Jerry Bridges is one of my favorite authors. His writing is always clear, concise, saturated in Scripture and very edifying. The Gospel for Real Life is certainly no exception. Bridges gives his straight forward and simple thesis in the preface: “This book is not meant to be a theological treatise. To borrow an expression from the collegiate world, it is intended to be ‘Gospel 101.'”
Bridges’ burden in the book is to help the Christian reader fully understand the gospel so that they can preach the gospel to themselves, everyday. Why? Because he is convinced that there are many sincere Christians in the church today who have a deep, troubling, yet private anxiety about their relationship with God.

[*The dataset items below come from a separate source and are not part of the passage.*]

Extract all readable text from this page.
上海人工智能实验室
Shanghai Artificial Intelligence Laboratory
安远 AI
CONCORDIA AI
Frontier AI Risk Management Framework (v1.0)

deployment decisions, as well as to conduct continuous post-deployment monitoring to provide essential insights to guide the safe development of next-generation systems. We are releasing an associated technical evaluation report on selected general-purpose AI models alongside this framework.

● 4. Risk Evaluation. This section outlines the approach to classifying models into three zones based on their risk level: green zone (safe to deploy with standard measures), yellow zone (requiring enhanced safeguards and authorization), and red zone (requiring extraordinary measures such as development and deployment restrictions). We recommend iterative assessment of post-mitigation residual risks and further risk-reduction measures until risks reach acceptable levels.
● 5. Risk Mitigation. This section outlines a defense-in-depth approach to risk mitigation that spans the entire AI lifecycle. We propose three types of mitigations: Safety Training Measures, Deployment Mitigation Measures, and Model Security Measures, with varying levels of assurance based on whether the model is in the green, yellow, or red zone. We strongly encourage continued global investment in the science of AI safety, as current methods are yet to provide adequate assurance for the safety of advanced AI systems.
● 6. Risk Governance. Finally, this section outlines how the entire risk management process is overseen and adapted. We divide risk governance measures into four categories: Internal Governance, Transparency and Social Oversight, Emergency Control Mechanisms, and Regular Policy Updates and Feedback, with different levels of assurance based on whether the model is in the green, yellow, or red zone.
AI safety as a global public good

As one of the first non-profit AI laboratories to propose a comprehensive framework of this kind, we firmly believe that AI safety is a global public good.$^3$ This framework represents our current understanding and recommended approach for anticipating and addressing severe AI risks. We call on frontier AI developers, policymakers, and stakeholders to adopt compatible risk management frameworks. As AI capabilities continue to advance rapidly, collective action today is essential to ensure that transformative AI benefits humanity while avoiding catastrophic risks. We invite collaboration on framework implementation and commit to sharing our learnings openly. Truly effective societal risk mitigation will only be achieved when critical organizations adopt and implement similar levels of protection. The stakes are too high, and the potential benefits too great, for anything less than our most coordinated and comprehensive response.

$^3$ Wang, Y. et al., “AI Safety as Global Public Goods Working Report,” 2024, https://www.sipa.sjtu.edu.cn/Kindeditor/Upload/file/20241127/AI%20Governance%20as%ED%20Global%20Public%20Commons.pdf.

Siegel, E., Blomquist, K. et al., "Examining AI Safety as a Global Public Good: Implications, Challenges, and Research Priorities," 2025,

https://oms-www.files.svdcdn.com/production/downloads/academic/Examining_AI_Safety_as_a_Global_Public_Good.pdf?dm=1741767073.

He tells of a ministry colleague of his who “recently confessed that he felt overwhelmed and anxious even in the midst of fruitful ministry.” He quotes Richard Lovelace to articulate the problem: “below the surface of their lives [they] are guilt ridden and insecure…[and] draw the assurance of their acceptance from God from their sincerity, their past experience of conversion, their recent religious performance or the relative infrequency of their conscious, willful disobedience.” Where does this come from? Bridges contends that it flows from an inadequate view of the gospel.
Therefore, Bridges seeks to unfold the riches of the gospel of Christ in 15 chapters, discussing gospel essentials such as the depth of our sin, justification, atonement, Christ’s sacrifice, reconciliation and the imputation of Christ’s righteousness, just to name a few. He finishes the book with a final chapter (chapter 16) focusing on our responsibility to take this glorious gospel to the world. This responsibility, however, is not a duty to be done out of slavish fear or mere obligation, but an act of loving obedience in response to the glorious grace revealed in the gospel–the gospel that he labored to help the reader understand in the previous 15 chapters.
Personally, I have already read this book twice and I plan to read it again. It is very refreshing and strengthening. It keeps me away from the tyranny of trying to earn my righteousness and from the soul killing power of legalism. It is a simple book, and, as Bridges explains, not a theological treatise. But God help us if we think we are “beyond” such things. This is a book for baby Christians and seasoned theologians alike because it brings us back to where we are to constantly remain: relying fully on Christ and His gospel.